The Fountains library was started c.1134/5 by Hugh, the former
dean of York, who joined the abbey as a recruit and brought with
him wealth, furniture and books. The community continued to receive
gifts of books. Henry of Knaresborough donated a book in the
thirteenth century and in 1516 William Peck,
the master of Ripon College in Yorkshire, gave a book to Abbot
Huby; this contained
mostly medical treatises. The community might expand the library
holdings by borrowing and copying books from
other religious houses. An interesting account tells how one monk
of Fountains borrowed the Life of St Godric from the community
at Durham, so that his own monastery might make a copy. Out of
veneration for the holy Godric, the monk wished to illuminate the
text with bright colours, and this skilled artistic work was duly
completed by the cantor (precentor)
in the chapter-house.(35)
Book-binding
The fifteenth-century ‘Bursars’ Books’ records that in
1457/58 2s 3d was spent on binding books.
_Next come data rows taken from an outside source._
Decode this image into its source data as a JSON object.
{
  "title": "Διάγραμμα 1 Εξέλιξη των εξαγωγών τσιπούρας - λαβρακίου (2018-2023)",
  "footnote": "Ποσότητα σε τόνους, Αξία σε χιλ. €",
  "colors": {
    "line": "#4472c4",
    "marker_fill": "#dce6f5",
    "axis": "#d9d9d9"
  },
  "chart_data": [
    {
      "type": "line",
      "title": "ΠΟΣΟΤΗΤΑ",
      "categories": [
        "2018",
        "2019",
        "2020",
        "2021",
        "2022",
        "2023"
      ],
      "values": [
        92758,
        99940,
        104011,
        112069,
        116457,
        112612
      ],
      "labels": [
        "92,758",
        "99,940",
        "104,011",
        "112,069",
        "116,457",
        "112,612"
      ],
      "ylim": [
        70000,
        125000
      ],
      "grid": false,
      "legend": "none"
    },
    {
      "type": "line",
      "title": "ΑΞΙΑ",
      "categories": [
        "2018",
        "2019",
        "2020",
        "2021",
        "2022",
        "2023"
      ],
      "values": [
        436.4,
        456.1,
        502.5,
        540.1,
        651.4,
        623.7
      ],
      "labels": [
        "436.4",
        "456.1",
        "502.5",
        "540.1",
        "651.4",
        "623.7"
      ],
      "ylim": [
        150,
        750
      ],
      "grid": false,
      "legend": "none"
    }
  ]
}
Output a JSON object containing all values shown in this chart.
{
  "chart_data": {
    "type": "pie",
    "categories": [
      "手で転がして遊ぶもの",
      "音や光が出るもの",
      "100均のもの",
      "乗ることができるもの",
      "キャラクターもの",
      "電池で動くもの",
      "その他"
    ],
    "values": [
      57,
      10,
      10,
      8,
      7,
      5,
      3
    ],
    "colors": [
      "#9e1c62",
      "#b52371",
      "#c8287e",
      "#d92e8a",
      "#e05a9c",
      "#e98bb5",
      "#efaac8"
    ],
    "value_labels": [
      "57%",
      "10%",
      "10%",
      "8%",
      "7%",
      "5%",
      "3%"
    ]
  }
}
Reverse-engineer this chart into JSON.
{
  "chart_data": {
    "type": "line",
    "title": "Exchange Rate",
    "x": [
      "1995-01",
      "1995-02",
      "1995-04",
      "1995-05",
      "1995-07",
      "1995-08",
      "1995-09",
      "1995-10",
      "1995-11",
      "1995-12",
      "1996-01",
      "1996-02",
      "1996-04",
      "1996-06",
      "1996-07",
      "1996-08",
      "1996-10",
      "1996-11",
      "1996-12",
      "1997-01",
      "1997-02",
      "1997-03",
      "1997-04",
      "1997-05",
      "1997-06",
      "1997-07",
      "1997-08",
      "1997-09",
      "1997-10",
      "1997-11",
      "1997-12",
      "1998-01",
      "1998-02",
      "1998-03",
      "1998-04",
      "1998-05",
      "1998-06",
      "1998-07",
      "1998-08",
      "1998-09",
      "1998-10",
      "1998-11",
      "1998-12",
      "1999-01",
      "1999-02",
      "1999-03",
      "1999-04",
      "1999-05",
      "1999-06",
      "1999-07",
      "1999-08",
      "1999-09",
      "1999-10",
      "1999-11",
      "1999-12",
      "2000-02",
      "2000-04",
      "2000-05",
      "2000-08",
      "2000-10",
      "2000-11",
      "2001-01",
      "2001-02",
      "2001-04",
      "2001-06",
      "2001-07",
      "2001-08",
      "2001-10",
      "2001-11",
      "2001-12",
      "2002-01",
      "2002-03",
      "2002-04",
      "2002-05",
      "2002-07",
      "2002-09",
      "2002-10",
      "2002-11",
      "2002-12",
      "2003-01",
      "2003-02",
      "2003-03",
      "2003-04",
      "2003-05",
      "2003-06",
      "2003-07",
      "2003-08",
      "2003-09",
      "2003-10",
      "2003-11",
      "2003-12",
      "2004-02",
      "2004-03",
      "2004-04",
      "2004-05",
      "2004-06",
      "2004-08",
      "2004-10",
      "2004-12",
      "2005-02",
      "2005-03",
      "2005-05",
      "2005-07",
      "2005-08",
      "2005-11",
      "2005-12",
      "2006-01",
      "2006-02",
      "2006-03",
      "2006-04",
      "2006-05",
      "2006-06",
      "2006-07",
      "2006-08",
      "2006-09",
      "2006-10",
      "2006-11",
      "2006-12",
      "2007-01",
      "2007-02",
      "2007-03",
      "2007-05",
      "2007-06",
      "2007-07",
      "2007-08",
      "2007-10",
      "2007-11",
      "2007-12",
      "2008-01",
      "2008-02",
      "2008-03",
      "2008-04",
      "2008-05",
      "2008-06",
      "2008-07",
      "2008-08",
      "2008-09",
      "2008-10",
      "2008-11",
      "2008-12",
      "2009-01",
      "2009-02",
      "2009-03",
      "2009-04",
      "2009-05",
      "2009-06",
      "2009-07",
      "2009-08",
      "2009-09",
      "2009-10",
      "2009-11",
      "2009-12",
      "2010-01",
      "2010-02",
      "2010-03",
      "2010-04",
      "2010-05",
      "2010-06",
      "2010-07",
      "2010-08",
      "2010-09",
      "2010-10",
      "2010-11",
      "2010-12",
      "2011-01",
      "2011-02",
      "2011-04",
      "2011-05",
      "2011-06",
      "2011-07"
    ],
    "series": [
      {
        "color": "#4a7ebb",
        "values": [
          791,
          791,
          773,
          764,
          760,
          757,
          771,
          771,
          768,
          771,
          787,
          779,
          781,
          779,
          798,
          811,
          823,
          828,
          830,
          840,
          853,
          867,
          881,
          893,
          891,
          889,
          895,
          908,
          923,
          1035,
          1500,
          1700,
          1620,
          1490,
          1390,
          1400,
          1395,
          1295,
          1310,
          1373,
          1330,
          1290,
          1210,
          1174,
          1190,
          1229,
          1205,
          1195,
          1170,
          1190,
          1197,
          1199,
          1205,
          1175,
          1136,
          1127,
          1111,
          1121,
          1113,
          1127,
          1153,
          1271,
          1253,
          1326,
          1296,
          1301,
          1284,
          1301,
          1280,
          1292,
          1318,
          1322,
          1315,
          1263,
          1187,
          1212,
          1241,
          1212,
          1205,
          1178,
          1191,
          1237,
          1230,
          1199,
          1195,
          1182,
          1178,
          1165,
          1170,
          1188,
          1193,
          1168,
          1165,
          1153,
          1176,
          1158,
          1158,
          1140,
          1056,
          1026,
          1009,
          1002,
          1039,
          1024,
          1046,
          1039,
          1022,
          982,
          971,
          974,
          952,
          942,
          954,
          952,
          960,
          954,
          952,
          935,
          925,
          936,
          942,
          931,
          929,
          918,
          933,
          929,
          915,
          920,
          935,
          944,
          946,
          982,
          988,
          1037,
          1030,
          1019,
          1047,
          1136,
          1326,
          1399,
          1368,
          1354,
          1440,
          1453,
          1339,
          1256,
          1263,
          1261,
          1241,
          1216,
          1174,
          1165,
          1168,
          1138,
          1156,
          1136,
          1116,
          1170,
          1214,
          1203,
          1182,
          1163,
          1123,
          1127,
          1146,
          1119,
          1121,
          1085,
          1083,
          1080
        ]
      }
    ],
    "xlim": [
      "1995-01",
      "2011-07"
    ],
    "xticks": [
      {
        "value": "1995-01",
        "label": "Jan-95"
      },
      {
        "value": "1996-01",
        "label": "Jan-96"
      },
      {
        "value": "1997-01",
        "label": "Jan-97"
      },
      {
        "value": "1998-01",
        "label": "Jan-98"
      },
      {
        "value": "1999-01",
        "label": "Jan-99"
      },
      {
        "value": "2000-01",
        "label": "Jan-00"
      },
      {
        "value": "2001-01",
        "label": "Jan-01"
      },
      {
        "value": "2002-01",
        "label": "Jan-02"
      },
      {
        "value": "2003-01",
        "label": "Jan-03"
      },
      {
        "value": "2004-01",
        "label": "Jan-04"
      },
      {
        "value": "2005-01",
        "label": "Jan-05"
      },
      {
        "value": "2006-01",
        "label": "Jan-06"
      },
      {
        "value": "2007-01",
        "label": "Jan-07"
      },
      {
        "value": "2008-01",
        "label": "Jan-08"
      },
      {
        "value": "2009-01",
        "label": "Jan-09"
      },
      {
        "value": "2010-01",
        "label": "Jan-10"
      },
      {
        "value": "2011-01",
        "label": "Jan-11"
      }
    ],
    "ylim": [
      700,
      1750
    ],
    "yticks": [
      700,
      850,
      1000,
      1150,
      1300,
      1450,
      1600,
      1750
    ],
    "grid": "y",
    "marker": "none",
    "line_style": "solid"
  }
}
[Memorials of Fountains III, p. 56]
In the
twelfth and thirteenth centuries the Fountains library was probably
similar in size to Rievaulx’s,
which held about two hundred books. The library of the great
Benedictine community
at Christ Church, Canterbury, had about six hundred books, and
Fountains’ mother-house of Clairvaux,
in Burgundy, about 340 books.(36) There
is no surviving library catalogue for Fountains, but several of
the community’s books have survived and offer
a fascinating insight to spirituality and learning within the cloister.